Der Schauspieler stellte hier die Western-Komödie "Damsel" der Brüder David und Nathan Zellner im Wettbewerb um den Goldenen Bären vor, "ein Genre, das es eigentlich nicht gibt", lacht Pattinson. "Es ist selten, eine Komödie angeboten zu bekommen, in der du einen interessanten Charakter spielen kannst. Es ist irgendwie eine abstrakte Version einer Komödie. Es hat mich so beeindruckt, wie es ein Drama getan hätte. Und es ist so befreiend, einmal auch abseits des Mainstreams komisch zu sein. Ich glaube, das ist uns hier gut gelungen".

"Damsel" erzählt von Samuel Alabaster (Pattinson), einem jungen Abenteurer in den USA zur Zeit des Wilden Westens, der einen Priester quer durchs Land schleppt, damit ihn dieser mit seiner Angebeteten vermählen kann. Die Reise läuft anders als geplant: Denn Penelope, die Herzensdame, gespielt von Mia Wasikowska, ist alles andere als einfach zu finden, zumal Samuel glaubt, sie sei entführt worden. Umso penibler ist seine Vorbereitung für den Moment ihres Auffindens - da wird auch schon geprobt, wie ihr sogleich der Ring an den Finger gesteckt werden soll, nachdem ihr Entführer mit Kopfschuss zur Strecke gebracht worden ist.

"Damsel" hat starke, komische Momente, doch die Regiebrüder Zellner schöpfen das Potenzial dieser absurden Story zu wenig radikal aus.
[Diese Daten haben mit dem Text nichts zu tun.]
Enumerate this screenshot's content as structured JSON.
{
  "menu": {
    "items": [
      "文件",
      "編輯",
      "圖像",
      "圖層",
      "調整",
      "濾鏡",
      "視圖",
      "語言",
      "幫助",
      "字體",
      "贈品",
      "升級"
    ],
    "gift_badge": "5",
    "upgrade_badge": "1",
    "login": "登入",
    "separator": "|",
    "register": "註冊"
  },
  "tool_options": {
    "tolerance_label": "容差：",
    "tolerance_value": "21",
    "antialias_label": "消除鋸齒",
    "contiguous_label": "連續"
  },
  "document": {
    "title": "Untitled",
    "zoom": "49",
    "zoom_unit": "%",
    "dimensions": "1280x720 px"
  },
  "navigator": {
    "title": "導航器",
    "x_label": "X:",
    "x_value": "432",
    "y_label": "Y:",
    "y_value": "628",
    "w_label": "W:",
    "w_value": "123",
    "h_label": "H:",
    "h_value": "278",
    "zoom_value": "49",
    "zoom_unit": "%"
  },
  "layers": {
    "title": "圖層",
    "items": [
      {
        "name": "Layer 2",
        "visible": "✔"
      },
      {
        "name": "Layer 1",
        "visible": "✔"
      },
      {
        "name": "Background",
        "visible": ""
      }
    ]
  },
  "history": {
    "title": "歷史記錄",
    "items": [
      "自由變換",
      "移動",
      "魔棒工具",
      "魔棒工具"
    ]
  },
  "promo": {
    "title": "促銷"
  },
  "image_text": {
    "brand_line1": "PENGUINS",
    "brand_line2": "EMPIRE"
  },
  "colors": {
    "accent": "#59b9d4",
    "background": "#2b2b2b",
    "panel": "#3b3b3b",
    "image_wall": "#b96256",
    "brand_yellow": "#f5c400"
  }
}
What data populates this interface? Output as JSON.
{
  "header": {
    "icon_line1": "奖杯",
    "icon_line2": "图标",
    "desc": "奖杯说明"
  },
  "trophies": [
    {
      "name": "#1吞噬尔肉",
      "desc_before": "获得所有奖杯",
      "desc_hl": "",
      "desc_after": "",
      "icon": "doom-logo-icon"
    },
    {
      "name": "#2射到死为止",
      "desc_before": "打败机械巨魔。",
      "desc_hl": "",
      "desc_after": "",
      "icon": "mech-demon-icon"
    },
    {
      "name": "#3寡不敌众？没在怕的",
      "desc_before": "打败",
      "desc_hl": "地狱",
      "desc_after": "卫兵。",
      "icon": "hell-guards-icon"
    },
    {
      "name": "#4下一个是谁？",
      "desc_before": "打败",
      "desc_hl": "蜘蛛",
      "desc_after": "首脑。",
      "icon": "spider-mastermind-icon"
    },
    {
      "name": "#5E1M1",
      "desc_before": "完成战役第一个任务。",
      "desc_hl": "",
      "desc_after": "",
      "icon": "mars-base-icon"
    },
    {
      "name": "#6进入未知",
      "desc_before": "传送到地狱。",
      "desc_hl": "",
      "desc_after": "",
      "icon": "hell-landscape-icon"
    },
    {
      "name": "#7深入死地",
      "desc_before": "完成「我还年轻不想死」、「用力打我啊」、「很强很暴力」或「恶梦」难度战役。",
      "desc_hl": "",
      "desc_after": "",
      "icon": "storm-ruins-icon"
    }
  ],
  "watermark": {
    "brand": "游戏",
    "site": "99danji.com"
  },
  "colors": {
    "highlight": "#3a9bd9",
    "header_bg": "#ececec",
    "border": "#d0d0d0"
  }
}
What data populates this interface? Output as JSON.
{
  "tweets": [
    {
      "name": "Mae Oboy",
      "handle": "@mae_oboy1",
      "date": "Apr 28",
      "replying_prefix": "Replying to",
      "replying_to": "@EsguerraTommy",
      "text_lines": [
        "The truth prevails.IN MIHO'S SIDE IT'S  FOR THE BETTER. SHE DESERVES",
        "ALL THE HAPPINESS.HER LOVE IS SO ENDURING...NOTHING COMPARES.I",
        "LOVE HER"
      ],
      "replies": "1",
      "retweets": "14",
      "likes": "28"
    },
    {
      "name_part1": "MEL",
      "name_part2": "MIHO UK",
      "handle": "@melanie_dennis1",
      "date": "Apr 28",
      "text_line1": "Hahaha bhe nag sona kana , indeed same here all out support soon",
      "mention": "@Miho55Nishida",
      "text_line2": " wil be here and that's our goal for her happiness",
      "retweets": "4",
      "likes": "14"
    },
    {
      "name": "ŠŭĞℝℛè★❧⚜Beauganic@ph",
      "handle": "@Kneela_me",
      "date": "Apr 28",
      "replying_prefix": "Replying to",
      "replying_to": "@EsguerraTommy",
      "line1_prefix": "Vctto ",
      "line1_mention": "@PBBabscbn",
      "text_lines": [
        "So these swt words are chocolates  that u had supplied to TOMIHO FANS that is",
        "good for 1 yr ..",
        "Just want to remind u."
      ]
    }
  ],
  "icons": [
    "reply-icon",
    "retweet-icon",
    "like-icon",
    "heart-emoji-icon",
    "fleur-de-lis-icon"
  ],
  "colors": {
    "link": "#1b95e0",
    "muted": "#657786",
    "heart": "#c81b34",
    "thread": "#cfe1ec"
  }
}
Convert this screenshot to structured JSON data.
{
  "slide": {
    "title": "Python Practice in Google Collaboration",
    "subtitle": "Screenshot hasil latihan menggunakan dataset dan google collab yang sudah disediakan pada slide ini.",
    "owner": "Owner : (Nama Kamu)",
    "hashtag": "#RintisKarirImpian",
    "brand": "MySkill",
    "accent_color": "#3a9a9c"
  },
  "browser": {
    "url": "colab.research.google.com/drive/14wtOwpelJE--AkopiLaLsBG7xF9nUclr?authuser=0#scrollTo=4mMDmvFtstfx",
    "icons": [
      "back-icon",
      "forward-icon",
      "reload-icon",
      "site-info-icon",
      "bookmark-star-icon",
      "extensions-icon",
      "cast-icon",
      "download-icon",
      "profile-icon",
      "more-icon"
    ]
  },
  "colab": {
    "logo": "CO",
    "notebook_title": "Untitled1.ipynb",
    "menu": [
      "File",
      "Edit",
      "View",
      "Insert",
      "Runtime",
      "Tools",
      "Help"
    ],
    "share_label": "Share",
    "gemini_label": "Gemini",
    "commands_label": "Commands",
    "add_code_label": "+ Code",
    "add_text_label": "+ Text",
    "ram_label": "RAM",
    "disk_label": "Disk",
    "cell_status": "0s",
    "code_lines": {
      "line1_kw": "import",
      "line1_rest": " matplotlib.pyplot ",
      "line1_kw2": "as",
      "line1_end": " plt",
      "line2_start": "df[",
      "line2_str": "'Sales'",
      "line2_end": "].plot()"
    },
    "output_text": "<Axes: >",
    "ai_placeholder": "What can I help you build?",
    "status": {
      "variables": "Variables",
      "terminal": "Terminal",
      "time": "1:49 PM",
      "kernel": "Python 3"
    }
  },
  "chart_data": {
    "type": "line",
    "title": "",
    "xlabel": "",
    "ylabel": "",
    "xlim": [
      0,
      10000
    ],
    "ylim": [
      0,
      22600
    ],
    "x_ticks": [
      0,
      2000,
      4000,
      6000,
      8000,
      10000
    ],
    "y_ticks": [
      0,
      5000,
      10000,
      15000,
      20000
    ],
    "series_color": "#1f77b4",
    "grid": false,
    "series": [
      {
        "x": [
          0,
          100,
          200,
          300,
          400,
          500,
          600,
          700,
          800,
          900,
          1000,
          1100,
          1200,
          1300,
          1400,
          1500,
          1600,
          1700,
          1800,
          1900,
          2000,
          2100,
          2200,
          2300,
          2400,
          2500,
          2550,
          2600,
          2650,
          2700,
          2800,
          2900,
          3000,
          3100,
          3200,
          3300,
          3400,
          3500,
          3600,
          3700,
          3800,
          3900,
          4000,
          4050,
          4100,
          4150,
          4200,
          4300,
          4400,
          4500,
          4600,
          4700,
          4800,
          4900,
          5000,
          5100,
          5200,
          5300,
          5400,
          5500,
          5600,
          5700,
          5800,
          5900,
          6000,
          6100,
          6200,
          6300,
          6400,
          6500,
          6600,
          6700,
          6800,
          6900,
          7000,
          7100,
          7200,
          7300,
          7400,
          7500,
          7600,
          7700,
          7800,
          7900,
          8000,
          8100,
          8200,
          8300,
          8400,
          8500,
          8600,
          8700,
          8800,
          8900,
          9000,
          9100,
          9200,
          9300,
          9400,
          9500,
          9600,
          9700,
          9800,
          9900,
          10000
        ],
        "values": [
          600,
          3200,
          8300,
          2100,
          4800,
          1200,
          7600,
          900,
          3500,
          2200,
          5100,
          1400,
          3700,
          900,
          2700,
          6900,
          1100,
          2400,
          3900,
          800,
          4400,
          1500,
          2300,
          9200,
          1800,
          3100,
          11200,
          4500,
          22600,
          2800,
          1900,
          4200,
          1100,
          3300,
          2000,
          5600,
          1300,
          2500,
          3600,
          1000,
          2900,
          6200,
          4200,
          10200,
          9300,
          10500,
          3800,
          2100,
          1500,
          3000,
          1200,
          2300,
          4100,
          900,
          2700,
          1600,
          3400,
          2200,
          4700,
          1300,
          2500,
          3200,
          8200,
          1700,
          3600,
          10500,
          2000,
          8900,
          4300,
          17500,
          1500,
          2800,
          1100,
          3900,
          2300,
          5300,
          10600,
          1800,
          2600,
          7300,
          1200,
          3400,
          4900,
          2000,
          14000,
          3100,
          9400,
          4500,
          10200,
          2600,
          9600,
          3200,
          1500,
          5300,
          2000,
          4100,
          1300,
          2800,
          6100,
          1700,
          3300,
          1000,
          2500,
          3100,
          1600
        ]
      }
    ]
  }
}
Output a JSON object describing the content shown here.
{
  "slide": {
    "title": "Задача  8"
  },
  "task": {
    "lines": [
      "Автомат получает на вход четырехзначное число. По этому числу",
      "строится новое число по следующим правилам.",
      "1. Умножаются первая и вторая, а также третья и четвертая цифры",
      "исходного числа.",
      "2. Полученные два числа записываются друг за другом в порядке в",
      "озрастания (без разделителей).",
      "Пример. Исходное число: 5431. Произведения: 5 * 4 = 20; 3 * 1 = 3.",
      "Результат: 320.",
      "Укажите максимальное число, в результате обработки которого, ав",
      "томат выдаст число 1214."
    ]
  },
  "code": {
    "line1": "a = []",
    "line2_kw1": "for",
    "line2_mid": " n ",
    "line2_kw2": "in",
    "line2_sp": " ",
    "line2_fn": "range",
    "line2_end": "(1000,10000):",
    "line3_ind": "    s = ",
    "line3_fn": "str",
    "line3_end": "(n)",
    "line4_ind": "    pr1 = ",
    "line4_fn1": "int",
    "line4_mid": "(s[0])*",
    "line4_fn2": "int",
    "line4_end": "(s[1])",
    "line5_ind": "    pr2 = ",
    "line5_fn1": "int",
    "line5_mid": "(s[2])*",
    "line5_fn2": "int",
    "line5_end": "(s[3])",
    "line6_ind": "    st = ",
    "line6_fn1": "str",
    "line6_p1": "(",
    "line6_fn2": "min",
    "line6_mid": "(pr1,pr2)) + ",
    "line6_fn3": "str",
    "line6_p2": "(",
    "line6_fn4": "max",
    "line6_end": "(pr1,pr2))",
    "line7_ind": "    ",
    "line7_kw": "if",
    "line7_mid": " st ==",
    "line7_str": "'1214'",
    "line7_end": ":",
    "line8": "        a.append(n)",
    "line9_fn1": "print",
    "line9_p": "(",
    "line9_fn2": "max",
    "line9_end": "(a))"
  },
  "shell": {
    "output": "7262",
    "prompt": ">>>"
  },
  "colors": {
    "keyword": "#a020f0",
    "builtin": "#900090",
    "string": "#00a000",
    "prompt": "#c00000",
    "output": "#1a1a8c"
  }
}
Ein bisschen mehr Mut zum Unkonventionellen hätte dem Film gut getan, wenngleich die Besetzung den Erwartungen voll entspricht und auch Pattinson als überreagierendes Greenhorn und liebenswürdiger Tölpel eine gute Leistung bringt.

"Ich mag Filme, die Grenzen überschreiten", sagt Pattinson, der aber auch nichts gegen weitere Franchises wie "Twilight" hätte. "Ich verweigere mich dem Mainstream nicht, aber es ist schön, wenn Schauspieler wie ich oder Mia auch immer wieder einmal etwas machen können, das außerhalb davon liegt".

Ko-Star Mia Wasikowska und Pattinson wurden im Zuge der Pressekonferenz zum Film in Berlin auch auf die #MeToo-Debatte angesprochen. "Es ist wunderbar, die Energie der Bewegung zu fühlen", sagte Wasikowska. "Je mehr starke Frauen wir als Vorbilder sehen, umso besser. Es sorgt jetzt wirklich für Veränderungen, die nicht mehr rückgängig zu machen sind." Und Pattinson meinte: "Es ist unglaublich, wenn solch ein Damm bricht und die Betroffenen sind auf einmal in einer großen Anzahl da, dass sie keine Angst mehr haben müssen, zu sagen, was ihnen passiert ist."